Incident Documentation

Documenting system events, conversations, and observed changes in files can lead to a more efficient, more systematic, and less errorprone handling of the problem.

  • Every step taken from the time the incident was detected to its final resolution should be documented and timestamped.
  • Every document regarding the incident should be dated and signed by the incident handler
  • Information of this nature can also be used as evidence in a court of law if legal prosecution is pursued.
  • Whenever possible, handlers should work in teams of at least two: one person can record and log events while the other person performs the technical tasks.

Using an application or a database, such as an issue tracking system, helps ensure that incidents are handled and resolved in a timely manner. The issue tracking system should contain information on the following:

  • The current status of the incident (new, in progress, forwarded for investigation, resolved, etc.)
  • A summary of the incident
  • Indicators related to the incident
  • Other incidents related to this incident
  • Actions taken by all incident handlers on this incident
  • Chain of custody, if applicable
  • Impact assessments related to the incident
  • Contact information for other involved parties (e.g., system owners, system administrators)
  • A list of evidence gathered during the incident investigation
  • Comments from incident handlers
  • Next steps to be taken (e.g., rebuild the host, upgrade an application).

Incident Prioritization

Prioritizing the handling of the incident is perhaps the most critical decision point in the incident handling process.

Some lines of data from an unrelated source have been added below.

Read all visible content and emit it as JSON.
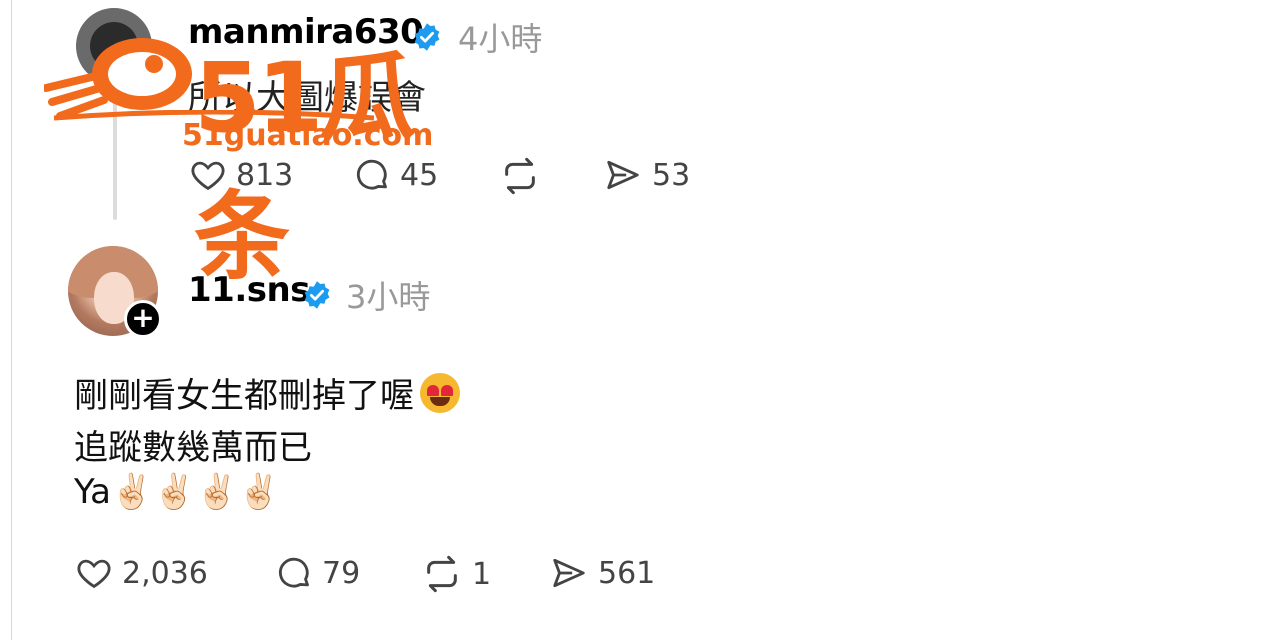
{
  "post1": {
    "username": "manmira630",
    "time": "4小時",
    "text": "所以大圖爆誤會",
    "actions": {
      "likes": "813",
      "comments": "45",
      "reposts": "",
      "shares": "53"
    }
  },
  "post2": {
    "username": "11.sns",
    "time": "3小時",
    "lines": [
      "剛剛看女生都刪掉了喔",
      "追蹤數幾萬而已",
      "Ya✌🏻✌🏻✌🏻✌🏻"
    ],
    "actions": {
      "likes": "2,036",
      "comments": "79",
      "reposts": "1",
      "shares": "561"
    }
  },
  "watermark": {
    "brand": "51瓜条",
    "url": "51guatiao.com"
  },
  "colors": {
    "verified": "#1d9bf0",
    "watermark": "#f26a1b",
    "muted": "#999999"
  },
  "icons": [
    "heart-icon",
    "comment-icon",
    "repost-icon",
    "share-icon",
    "verified-badge-icon",
    "plus-icon"
  ]
}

  • Functional Impact of the Incident. Incidents targeting IT systems typically impact the business functionality that those systems provide, resulting in some type of negative impact to the users of those systems. Incident handlers should consider how the incident will impact the existing functionality of the affected systems. Incident handlers should consider not only the current functional impact of the incident, but also the likely future functional impact of the incident if it is not immediately contained.
Category Definition
None No effect to the organization’s ability to provide all services to all users
Low Minimal effect; the organization can still provide all critical services to all users but has lost efficiency
Medium Organization has lost the ability to provide a critical service to a subset of system users
High Organization is no longer able to provide some critical services to any users
  • Information Impact of the Incident. Incidents may affect the confidentiality, integrity, and availability of the organization’s information. For example, a malicious agent may exfiltrate sensitive information. Incident handlers should consider how this information exfiltration will impact the organization’s overall mission. An incident that results in the exfiltration of sensitive information may also affect other organizations if any of the data pertained to a partner organization.
Category Definition
None No information was exfiltrated, changed, deleted, or otherwise compromised
Privacy Breach Sensitive personally identifiable information (PII) of taxpayers, employees, beneficiaries, etc. was accessed or exfiltrated
Proprietary Breach Unclassified proprietary information, such as protected critical infrastructure information (PCII), was accessed or exfiltrated
Integrity Loss Sensitive or proprietary information was changed or deleted
  • Recoverability from the Incident. The size of the incident and the type of resources it affects will determine the amount of time and resources that must be spent on recovering from that incident. In some instances it is not possible to recover from an incident (e.g., if the confidentiality of sensitive information has been compromised) and it would not make sense to spend limited resources on an elongated incident handling cycle, unless that effort was directed at ensuring that a similar incident did not occur in the future. In other cases, an incident may require far more resources to handle than what an organization has available. Incident handlers should consider the effort necessary to actually recover from an incident and carefully weigh that against the value the recovery effort will create and any requirements related to incident handling.
Category Definition
Regular Time to recovery is predictable with existing resources
Supplemented Time to recovery is predictable with additional resources
Extended Time to recovery is unpredictable; additional resources and outside help are needed
Not Recoverable Recovery from the incident is not possible (e.g., sensitive data exfiltrated and posted publicly); launch investigation

Combining the functional impact to the organization’s systems and the impact to the organization’s information determines the business impact of the incident.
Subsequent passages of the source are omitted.